Last year when IBM introduced its latest third-generation FlashCore module, the I talked IBM Fellow and FlashSystem CTO Andy Walls on the technology. Andy describes FlashCore as a computer storage device. This means that the FlashCore module combines NAND flash, DRAM and MRAM for caching and an astonishing amount of compute to provide more functionality than a traditional SSD could. It also takes some of the computationally heavy work, such as compression, off the storage array and does that work on the drive itself. As a result, this is a very efficient and flexible architecture.
The computing part of this memory is ARM processor cores embedded in flexible and reprogrammable embedded FPGA. The primary purpose of this logic today is to manage the QLC flash module. In addition to QLC being enterprise-ready, the first generation of FlashCore also focused on compression. This is one of the most critical attributes of any enterprise data storage array. Compression affects efficiency and cost, a critical concern for anyone in IT.
Andy said that while IBM started with compression and continues to refine that capability, the goal is to offload and accelerate storage applications where it makes sense.

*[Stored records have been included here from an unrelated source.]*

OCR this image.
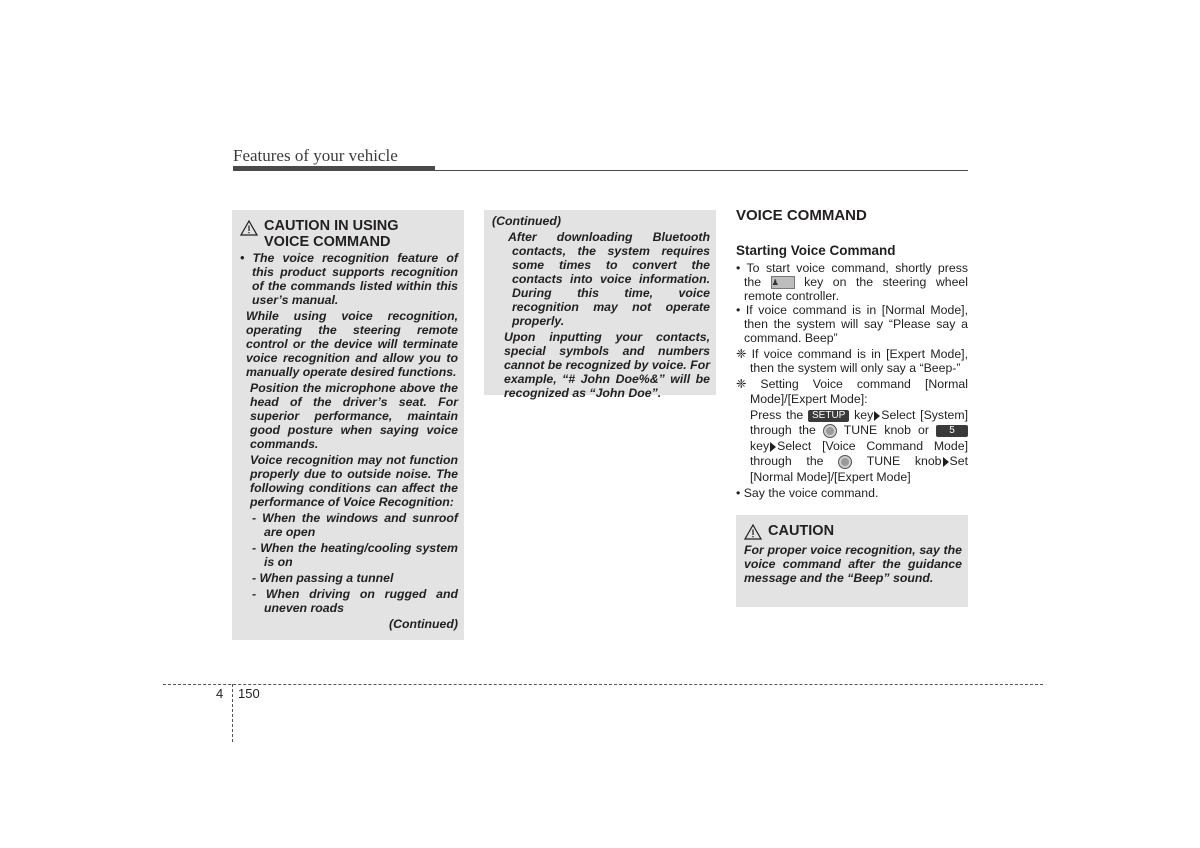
Features of your vehicle
CAUTION IN USING
VOICE COMMAND

• The voice recognition feature of this product supports recognition of the commands listed within this user’s manual.

While using voice recognition, operating the steering remote control or the device will terminate voice recognition and allow you to manually operate desired functions.

Position the microphone above the head of the driver’s seat. For superior performance, maintain good posture when saying voice commands.

Voice recognition may not function properly due to outside noise. The following conditions can affect the performance of Voice Recognition:

- When the windows and sunroof are open

- When the heating/cooling system is on

- When passing a tunnel

- When driving on rugged and uneven roads

(Continued)

(Continued)

After downloading Bluetooth contacts, the system requires some times to convert the contacts into voice information. During this time, voice recognition may not operate properly.

Upon inputting your contacts, special symbols and numbers cannot be recognized by voice. For example, “# John Doe%&” will be recognized as “John Doe”.

VOICE COMMAND
Starting Voice Command

• To start voice command, shortly press the ♟ key on the steering wheel remote controller.

• If voice command is in [Normal Mode], then the system will say “Please say a command. Beep”

❈ If voice command is in [Expert Mode], then the system will only say a “Beep-”

❈ Setting Voice command [Normal Mode]/[Expert Mode]:

Press the SETUP key Select [System] through the TUNE knob or 5 key Select [Voice Command Mode] through the	TUNE knob Set [Normal Mode]/[Expert Mode]

• Say the voice command.

CAUTION
For proper voice recognition, say the voice command after the guidance message and the “Beep” sound.
4 150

It also promises to enable new and exciting capabilities that we haven’t seen yet in a storage array.
Looking forward, the FlashCore Module could help solve the problem of managing unstructured data, performing filtering, searching and scanning at the media level.
Additionally, Andy told me that the processor could potentially be used to deliver real-time statistics on the entropy changes of the data stored on the disk itself. That’s exactly what IBM is hinting could be coming later this year.
Analyst’s Takeaway
While IBM is the only storage vendor to build this level of real-time anomaly detection directly into its storage arrays,
Data protection and cyber resilience features are quickly becoming standard offerings in enterprise storage solutions. Immutable snapshots, for example, are now part of the solutions of almost all top storage vendors. Scanning images using entropy calculations similar to those used by IBM for anomalies is also becoming popular.
The challenge with the approaches used by most storage solutions is that discovery often happens after the fact. Once a recording is found to be corrupted, it may be too late. You have to work backwards in time to find good data to restore. IBM’s approach closes that gap, alerting the user almost instantly when an anomaly is detected. This happens long before the corrupted data is written to the snapshot. That’s exactly the kind of protection you want in your business.
I continue to be impressed by the innovations of IBM’s storage group. The company continues to offer what is perhaps the most advanced and innovative storage technology in the industry. New ransomware detection capabilities with real-time entropy analysis at the volume level only add to that innovation.